In quella circostanza, Nomura si sbilanciò in maniera decisa e inaspettata su quanto si era visto, dicendo che a suo modo di vedere le cose quel trailer era poco Square Enix (e preannunciando di fatto dei cambiamenti). Parole dalle quali si deduceva già una bocciatura da parte sua, e chi più del game director avrebbe potuto decretare le sorti di questa cooperazione? Nel sottobosco dei rumor si disse poi che la spina alla relazione di staccata nel 2016, a causa principalmente dell’eccessivo outsourcing di CyberConnect2 ad altre compagnie che, nel tentativo di accelerare i tempi della consegna, aveva deteriorato la qualità al di sotto di una soglia di accettabilità per gli standard richiesti, e che in quell’anno sarebbero stati totalmente riavviati in house i lavori sul gioco.
Non sapremo mai cosa sia stato tenuto e cosa no del pregresso, fatto sta che Naoki Hamaguchi – ora co-director – rese nota la decisione (“con la produzione e la qualità in mente”) della compagnia il 29 maggio 2017 con l’obiettivo di “controllare la qualità” e “mantenere la schedule stabile”. Nella peggiore delle ipotesi, pertanto, lo sviluppo o gran parte di esso sarebbero stati avviati due anni fa, con i risultati che abbiamo potuto apprezzato allo State of Play.

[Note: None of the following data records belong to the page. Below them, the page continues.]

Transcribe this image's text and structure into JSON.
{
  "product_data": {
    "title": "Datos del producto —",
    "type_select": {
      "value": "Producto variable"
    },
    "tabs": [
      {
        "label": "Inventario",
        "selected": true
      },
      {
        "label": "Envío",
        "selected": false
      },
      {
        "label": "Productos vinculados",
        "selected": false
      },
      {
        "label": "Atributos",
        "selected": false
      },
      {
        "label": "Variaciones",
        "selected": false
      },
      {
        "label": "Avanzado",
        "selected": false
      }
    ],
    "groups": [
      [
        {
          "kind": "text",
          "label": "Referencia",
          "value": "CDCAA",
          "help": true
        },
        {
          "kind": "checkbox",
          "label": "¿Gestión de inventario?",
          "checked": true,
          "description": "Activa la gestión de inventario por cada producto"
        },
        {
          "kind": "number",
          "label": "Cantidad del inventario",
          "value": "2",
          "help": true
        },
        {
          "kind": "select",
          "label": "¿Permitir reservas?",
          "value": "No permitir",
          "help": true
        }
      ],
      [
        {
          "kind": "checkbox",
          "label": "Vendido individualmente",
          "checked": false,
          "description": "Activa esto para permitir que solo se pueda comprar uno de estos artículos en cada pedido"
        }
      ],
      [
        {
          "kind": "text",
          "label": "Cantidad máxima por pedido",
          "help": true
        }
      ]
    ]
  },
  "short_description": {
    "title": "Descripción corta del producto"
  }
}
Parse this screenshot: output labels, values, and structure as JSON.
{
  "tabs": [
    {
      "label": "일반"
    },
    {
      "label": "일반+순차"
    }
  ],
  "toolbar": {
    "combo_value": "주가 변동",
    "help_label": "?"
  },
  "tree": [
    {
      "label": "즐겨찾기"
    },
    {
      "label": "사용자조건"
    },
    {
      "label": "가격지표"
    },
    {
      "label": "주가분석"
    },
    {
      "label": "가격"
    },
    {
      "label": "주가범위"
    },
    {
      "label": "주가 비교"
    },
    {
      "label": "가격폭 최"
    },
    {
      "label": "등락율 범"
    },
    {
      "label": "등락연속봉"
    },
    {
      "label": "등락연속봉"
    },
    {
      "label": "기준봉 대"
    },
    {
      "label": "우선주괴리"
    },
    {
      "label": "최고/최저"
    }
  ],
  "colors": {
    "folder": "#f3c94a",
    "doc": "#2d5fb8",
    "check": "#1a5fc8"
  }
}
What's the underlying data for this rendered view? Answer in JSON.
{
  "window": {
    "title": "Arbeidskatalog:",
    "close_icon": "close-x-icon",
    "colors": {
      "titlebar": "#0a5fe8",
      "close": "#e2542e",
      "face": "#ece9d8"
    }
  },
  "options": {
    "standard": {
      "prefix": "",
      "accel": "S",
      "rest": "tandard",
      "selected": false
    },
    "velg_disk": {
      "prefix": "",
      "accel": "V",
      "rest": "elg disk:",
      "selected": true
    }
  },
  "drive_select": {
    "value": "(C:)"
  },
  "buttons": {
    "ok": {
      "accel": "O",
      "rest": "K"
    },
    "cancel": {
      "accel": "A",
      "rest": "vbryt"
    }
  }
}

Abbiamo fatto un lungo giro in quel fantastico luna park che è Final Fantasy VII Remake, con la speranza, da fan ma anche da addetti ai lavori, che la prossima volta in cui ve ne parleremo sarà per tessere le lodi di un prodotto lungamente atteso e assai promettente. L’appuntamento con l’ennesimo reveal è fissato all’E3 di giugno: siamo certi che non mancherete.